Di colore variabile da più chiaro a più scuro a seconda del contenuto di melata, presenta cristallizzazione a grana grossolano. Presenta un tipico profumo mentolato, e ha un sapore simile, leggermente medicinale, con leggero retrogusto. Si usa come miele da tavola, ma anche come dolcificante di tisane e simili. Si produce dai tigli selvatici presenti sulle Alpi. Dal punto di vista terapeutico è sedativo e diuretico.

MIELE DI EUCALIPTO

Di colore ambrato con dei riflessi grigi quando è cristallizzato. La cristallizzazione è a grana fine e di consistenza compatta, ha un odore intenso, ma non di eucalipto, ha un sapore forte che ricorda le caramelle inglesi alla liquirizia. E' usato per lo più come miele da tavola. In Italia si produce nelle zone dell'Italia meridionale e centrale, dove l'eucaliptus è stato piantato per il rimboschimento. Dal punto di vista terapeutico è un antisettico delle vie urinarie e respieratorie, antitosse e anticatarrale.

MIELE DI AGRUMI

E' probabimente il miele da tavola più apprezzato. E' di colore chiaro che diventa bianco nella parte cristallizzata, ha un profumo intenso che ricorda le zagare, anche al sapore ha una grande intensità aromatica. E' un prodotto soprattutto negli agrumeti del sud e delle isole. In genere è più facile trovare mieli di agrumi misti, più difficilmente di singole essenze (arancio, limone, pompelmo). Dal punto di vista terapeutico il miele di agrumi è in particolare quello di fiori d'arancio ha blande proprietà sedative e antispasmodiche.
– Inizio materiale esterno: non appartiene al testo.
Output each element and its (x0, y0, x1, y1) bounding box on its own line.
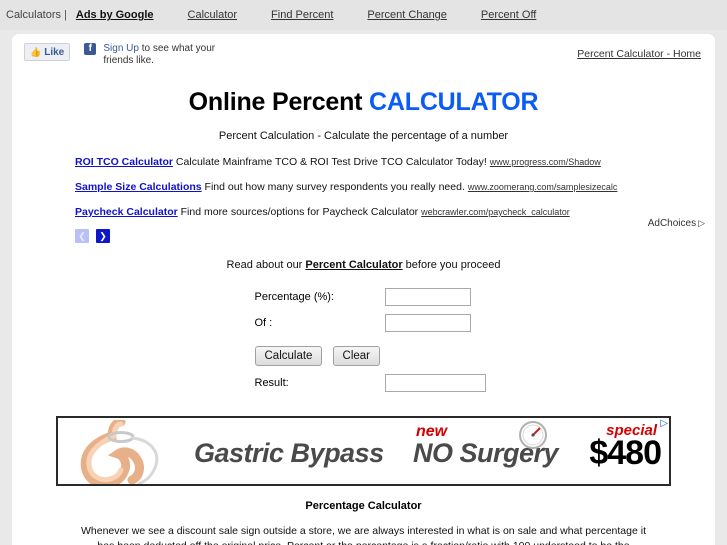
thumbs-up-icon: 👍 (30, 46, 42, 57)
nav-link-find-percent[interactable]: Find Percent (271, 9, 333, 21)
text-ad-title[interactable]: ROI TCO Calculator (75, 156, 173, 168)
percentage-input[interactable] (384, 288, 471, 306)
facebook-icon[interactable]: f (84, 43, 97, 55)
nav-calculators-label: Calculators (6, 9, 62, 21)
adchoices-label: AdChoices (647, 218, 697, 229)
page-subtitle: Percent Calculation - Calculate the perc… (218, 130, 509, 142)
banner-advertisement[interactable]: Gastric Bypass new NO Surgery special $4… (56, 416, 671, 486)
text-ad-title[interactable]: Sample Size Calculations (75, 181, 202, 193)
clear-button[interactable]: Clear (332, 346, 380, 366)
percent-calculator-home-link[interactable]: Percent Calculator - Home (577, 48, 701, 60)
calculator-form: Read about our Percent Calculator before… (12, 259, 715, 396)
text-ad-item: ROI TCO Calculator Calculate Mainframe T… (75, 156, 695, 168)
calculator-fields-table: Percentage (%): Of : Calculate Clear Res… (242, 284, 486, 396)
article-heading: Percentage Calculator (305, 500, 422, 512)
chevron-right-icon[interactable]: ❯ (96, 229, 111, 243)
adchoices-triangle-icon: ▷ (698, 218, 705, 228)
article-body: Whenever we see a discount sale sign out… (81, 525, 646, 545)
text-ad-item: Paycheck Calculator Find more sources/op… (75, 206, 695, 218)
of-input-cell (384, 310, 486, 336)
result-input[interactable] (384, 374, 486, 392)
page-content-card: 👍 Like f Sign Up to see what your friend… (12, 34, 715, 545)
of-input[interactable] (384, 314, 471, 332)
banner-price: $480 (589, 434, 662, 472)
nav-ads-by-google[interactable]: Ads by Google (76, 9, 154, 21)
facebook-like-button[interactable]: 👍 Like (24, 43, 71, 61)
percentage-input-cell (384, 284, 486, 310)
text-ad-item: Sample Size Calculations Find out how ma… (75, 181, 695, 193)
table-row: Of : (242, 310, 486, 336)
text-ad-url[interactable]: www.progress.com/Shadow (490, 157, 601, 167)
facebook-signup-text: Sign Up to see what your friends like. (103, 43, 223, 67)
stomach-illustration (80, 420, 159, 484)
chevron-left-icon[interactable]: ❮ (75, 229, 89, 243)
form-buttons-cell: Calculate Clear (242, 336, 486, 370)
page-title-black: Online Percent (188, 88, 370, 116)
table-row: Calculate Clear (242, 336, 486, 370)
gauge-icon (519, 421, 547, 449)
nav-link-calculator[interactable]: Calculator (188, 9, 238, 21)
text-ad-url[interactable]: webcrawler.com/paycheck_calculator (421, 207, 570, 217)
ad-pagination: ❮ ❯ (75, 229, 695, 243)
read-about-text: Read about our Percent Calculator before… (12, 259, 715, 271)
top-navigation-bar: Calculators | Ads by Google Calculator F… (0, 0, 727, 30)
result-label: Result: (254, 377, 289, 389)
social-bar: 👍 Like f Sign Up to see what your friend… (12, 34, 715, 68)
calculate-button[interactable]: Calculate (254, 346, 323, 366)
table-row: Result: (242, 370, 486, 396)
article-section: Percentage Calculator Whenever we see a … (74, 500, 654, 545)
text-ads-block: ROI TCO Calculator Calculate Mainframe T… (75, 156, 705, 243)
nav-link-percent-off[interactable]: Percent Off (481, 9, 536, 21)
banner-adchoices-triangle-icon[interactable]: ▷ (660, 418, 668, 429)
page-title: Online Percent CALCULATOR (12, 88, 715, 117)
result-input-cell (384, 370, 486, 396)
like-button-label: Like (44, 46, 65, 58)
text-ad-url[interactable]: www.zoomerang.com/samplesizecalc (468, 182, 618, 192)
percent-calculator-article-link[interactable]: Percent Calculator (305, 259, 402, 271)
text-ad-description: Calculate Mainframe TCO & ROI Test Drive… (173, 156, 487, 168)
table-row: Percentage (%): (242, 284, 486, 310)
nav-separator: | (64, 9, 67, 21)
read-about-prefix: Read about our (226, 259, 306, 271)
nav-link-percent-change[interactable]: Percent Change (367, 9, 447, 21)
adchoices-link[interactable]: AdChoices ▷ (648, 218, 705, 229)
page-title-accent: CALCULATOR (369, 88, 539, 116)
facebook-signup-link[interactable]: Sign Up (103, 43, 139, 54)
percentage-label: Percentage (%): (254, 291, 334, 303)
banner-headline: Gastric Bypass (194, 438, 384, 468)
text-ad-description: Find more sources/options for Paycheck C… (177, 206, 419, 218)
text-ad-description: Find out how many survey respondents you… (201, 181, 465, 193)
of-label: Of : (254, 317, 273, 329)
text-ad-title[interactable]: Paycheck Calculator (75, 206, 178, 218)
read-about-suffix: before you proceed (402, 259, 501, 271)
MIELE DI MELATA DI METCALFA PRUINOSA

Do colore molto scuro, quasi nero in genere privo di cristallizzazione, ha un profumo vegetale di verdura cotta, ha un sapore decisamente meno dolce di mieli di nettare, a volte è leggermente salato, e sa di verdura cotta o prugne secche. Si usa come miele da tavola ma non sempre incontra il favore dei consumatori, almeno in Italia. E' molto apprezzato viceversa in Germania. La Metcalfa pruinosa è un insetto di origine americana da poco presente in Italia, diffuso soprattutto nelle regioni nord orientali. Attacca sia piante spontanee che coltivate suggerendone la linfa e lasciando uno strato di melata che le api raccolgono. Dal puto di vista terapeutico, questo miele è più ricco di minerali degli altri.